PESCARA. La giunta regionale ha approvato una delibera per il recupero dell’edificio dell’ex Fea. La decisione è stata annunciata ieri dal presidente regionale Luciano D’Alfonso, durante una...

PESCARA. La giunta regionale ha approvato una delibera per il recupero dell’edificio dell’ex Fea. La decisione è stata annunciata ieri dal presidente regionale Luciano D’Alfonso, durante una conferenza stampa, organizzata dal segretario cittadino del Pd Moreno Di Pietrantonio, che ha riportato la scorsa settimana nell’ex Fea la Festa dell’Unità, in cui erano presenti il vice presidente Giovanni Lolli, il presidente della fondazione PescarAbruzzo Nicola Mattoscio e i componenti della segreteria Pd Anja Verrigni e Davide Patriarca.

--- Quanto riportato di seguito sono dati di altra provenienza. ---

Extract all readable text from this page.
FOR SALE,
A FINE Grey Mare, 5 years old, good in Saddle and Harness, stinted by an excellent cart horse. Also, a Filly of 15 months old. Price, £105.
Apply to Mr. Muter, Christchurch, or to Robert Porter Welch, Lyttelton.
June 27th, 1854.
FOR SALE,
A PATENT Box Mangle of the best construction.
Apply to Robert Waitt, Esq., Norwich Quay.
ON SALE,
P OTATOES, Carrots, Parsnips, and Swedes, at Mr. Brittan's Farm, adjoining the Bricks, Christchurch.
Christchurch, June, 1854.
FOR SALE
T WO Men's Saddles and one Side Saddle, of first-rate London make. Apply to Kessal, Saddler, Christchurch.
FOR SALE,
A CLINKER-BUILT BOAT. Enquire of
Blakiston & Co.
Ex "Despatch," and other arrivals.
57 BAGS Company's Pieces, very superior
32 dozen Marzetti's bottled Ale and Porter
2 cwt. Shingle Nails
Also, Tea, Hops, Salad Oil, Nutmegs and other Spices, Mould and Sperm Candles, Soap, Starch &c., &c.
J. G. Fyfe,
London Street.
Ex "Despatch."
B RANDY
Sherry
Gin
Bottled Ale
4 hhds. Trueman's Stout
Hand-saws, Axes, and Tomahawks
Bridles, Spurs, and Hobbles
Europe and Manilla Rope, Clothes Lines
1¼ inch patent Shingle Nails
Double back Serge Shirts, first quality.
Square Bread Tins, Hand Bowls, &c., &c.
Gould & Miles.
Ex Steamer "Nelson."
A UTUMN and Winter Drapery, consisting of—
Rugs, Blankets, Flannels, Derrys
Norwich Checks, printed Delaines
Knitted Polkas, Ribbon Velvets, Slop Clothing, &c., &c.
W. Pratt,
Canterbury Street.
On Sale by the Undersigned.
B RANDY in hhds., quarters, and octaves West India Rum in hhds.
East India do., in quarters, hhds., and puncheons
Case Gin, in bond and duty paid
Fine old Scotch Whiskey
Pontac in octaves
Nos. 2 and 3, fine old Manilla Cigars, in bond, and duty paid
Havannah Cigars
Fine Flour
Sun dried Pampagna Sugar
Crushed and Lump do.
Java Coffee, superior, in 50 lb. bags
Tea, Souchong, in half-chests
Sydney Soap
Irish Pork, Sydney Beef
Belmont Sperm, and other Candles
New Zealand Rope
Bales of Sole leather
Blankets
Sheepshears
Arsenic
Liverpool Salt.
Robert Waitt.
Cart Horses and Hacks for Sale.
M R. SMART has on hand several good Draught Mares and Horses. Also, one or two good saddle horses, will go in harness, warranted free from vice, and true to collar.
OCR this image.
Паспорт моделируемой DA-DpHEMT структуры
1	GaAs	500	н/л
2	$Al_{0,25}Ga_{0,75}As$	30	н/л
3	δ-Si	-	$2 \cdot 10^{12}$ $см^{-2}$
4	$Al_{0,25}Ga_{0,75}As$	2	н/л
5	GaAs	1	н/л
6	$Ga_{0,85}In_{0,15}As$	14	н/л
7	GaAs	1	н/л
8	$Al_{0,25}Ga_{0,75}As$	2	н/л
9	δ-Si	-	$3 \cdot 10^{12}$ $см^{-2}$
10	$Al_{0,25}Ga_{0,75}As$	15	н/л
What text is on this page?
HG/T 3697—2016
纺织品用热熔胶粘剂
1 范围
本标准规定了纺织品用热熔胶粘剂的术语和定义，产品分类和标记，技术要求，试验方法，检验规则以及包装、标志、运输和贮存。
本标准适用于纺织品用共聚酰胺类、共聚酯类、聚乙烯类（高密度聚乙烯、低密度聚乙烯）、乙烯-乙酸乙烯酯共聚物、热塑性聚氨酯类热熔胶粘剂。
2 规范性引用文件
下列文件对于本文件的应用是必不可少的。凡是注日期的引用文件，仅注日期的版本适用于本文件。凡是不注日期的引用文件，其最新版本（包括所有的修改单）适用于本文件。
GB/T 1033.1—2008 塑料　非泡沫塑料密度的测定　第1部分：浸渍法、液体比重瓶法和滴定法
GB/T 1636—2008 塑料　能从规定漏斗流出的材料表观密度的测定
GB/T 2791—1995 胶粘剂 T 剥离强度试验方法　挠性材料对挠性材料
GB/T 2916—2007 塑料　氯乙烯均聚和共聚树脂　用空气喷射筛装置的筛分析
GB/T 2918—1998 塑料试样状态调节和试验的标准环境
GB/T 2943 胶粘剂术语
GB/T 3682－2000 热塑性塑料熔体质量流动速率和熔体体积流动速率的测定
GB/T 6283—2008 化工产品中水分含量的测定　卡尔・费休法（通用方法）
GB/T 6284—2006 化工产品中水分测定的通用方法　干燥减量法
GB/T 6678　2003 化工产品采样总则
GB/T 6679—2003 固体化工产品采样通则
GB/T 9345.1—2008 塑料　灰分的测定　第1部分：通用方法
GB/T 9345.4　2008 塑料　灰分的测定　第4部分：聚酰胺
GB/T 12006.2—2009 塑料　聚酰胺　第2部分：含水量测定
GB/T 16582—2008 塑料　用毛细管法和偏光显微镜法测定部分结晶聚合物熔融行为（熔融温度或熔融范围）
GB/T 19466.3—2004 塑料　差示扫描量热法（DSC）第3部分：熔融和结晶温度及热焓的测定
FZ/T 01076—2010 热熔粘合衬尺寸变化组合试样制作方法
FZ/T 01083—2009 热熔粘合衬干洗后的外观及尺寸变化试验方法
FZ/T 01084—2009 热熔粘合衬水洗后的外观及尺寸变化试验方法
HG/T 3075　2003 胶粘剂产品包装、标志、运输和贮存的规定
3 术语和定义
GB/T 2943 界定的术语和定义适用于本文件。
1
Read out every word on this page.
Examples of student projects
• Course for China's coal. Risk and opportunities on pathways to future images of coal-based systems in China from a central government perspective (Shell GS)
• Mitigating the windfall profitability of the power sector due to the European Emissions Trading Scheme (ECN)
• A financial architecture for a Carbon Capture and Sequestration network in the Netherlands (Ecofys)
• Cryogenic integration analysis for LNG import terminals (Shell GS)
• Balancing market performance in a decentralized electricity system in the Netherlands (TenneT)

Nel provvedimento della giunta si decide di «assumere il complesso immobiliare ex Fea quale bene patrimoniale da rendere funzionale per il potenziamento culturale, sociale e turistico della città di Pescara» e, a tale scopo, di «incaricare il servizio Gestione e patrimonio immobiliare di individuare il percorso procedurale e gli strumenti giuridici offerti dalla vigente normativa più idonei al raggiungimento degli indirizzi e obiettivi di valorizzazione del complesso in oggetto». La riqualificazione dell'area, che ha una superficie di 4.271 metri quadrati, è stata acquisita al patrimonio regionale nel 2010. Era stata oggetto di una riunione l’11 giugno scorso tra Regione, Comune e fondazione PescarAbruzzo.

Mattoscio, aveva mostrato interesse per il recupero del sito, affermando che «il modello da seguire è quello di Amsterdam dove c'è la spianata dei musei, mentre a Pescara si potrebbe avere la riviera dei musei» mettendo in sinergia «il ponte del Mare, l'area ex Cofa, l'area ex Fea, il museo del Mare e il parco culturale D'Annunzio-Flaiano». In particolare, per l'ex Fea Mattoscio pensava a «un polo museale» stimando il costo complessivo dell'operazione in una cifra oscillante tra i 7 e i 10 milioni di euro. Intanto sulla facciata e all’interno dell’ex Fea sono stati realizzati dei murales da quattro giovani artisti: Alessandro Marotta, detto Rap, Emanuele Fantacuzzi, detto Swek , Stefano Neri, detto Malone, Cristian Serafini, detto suonidipinti.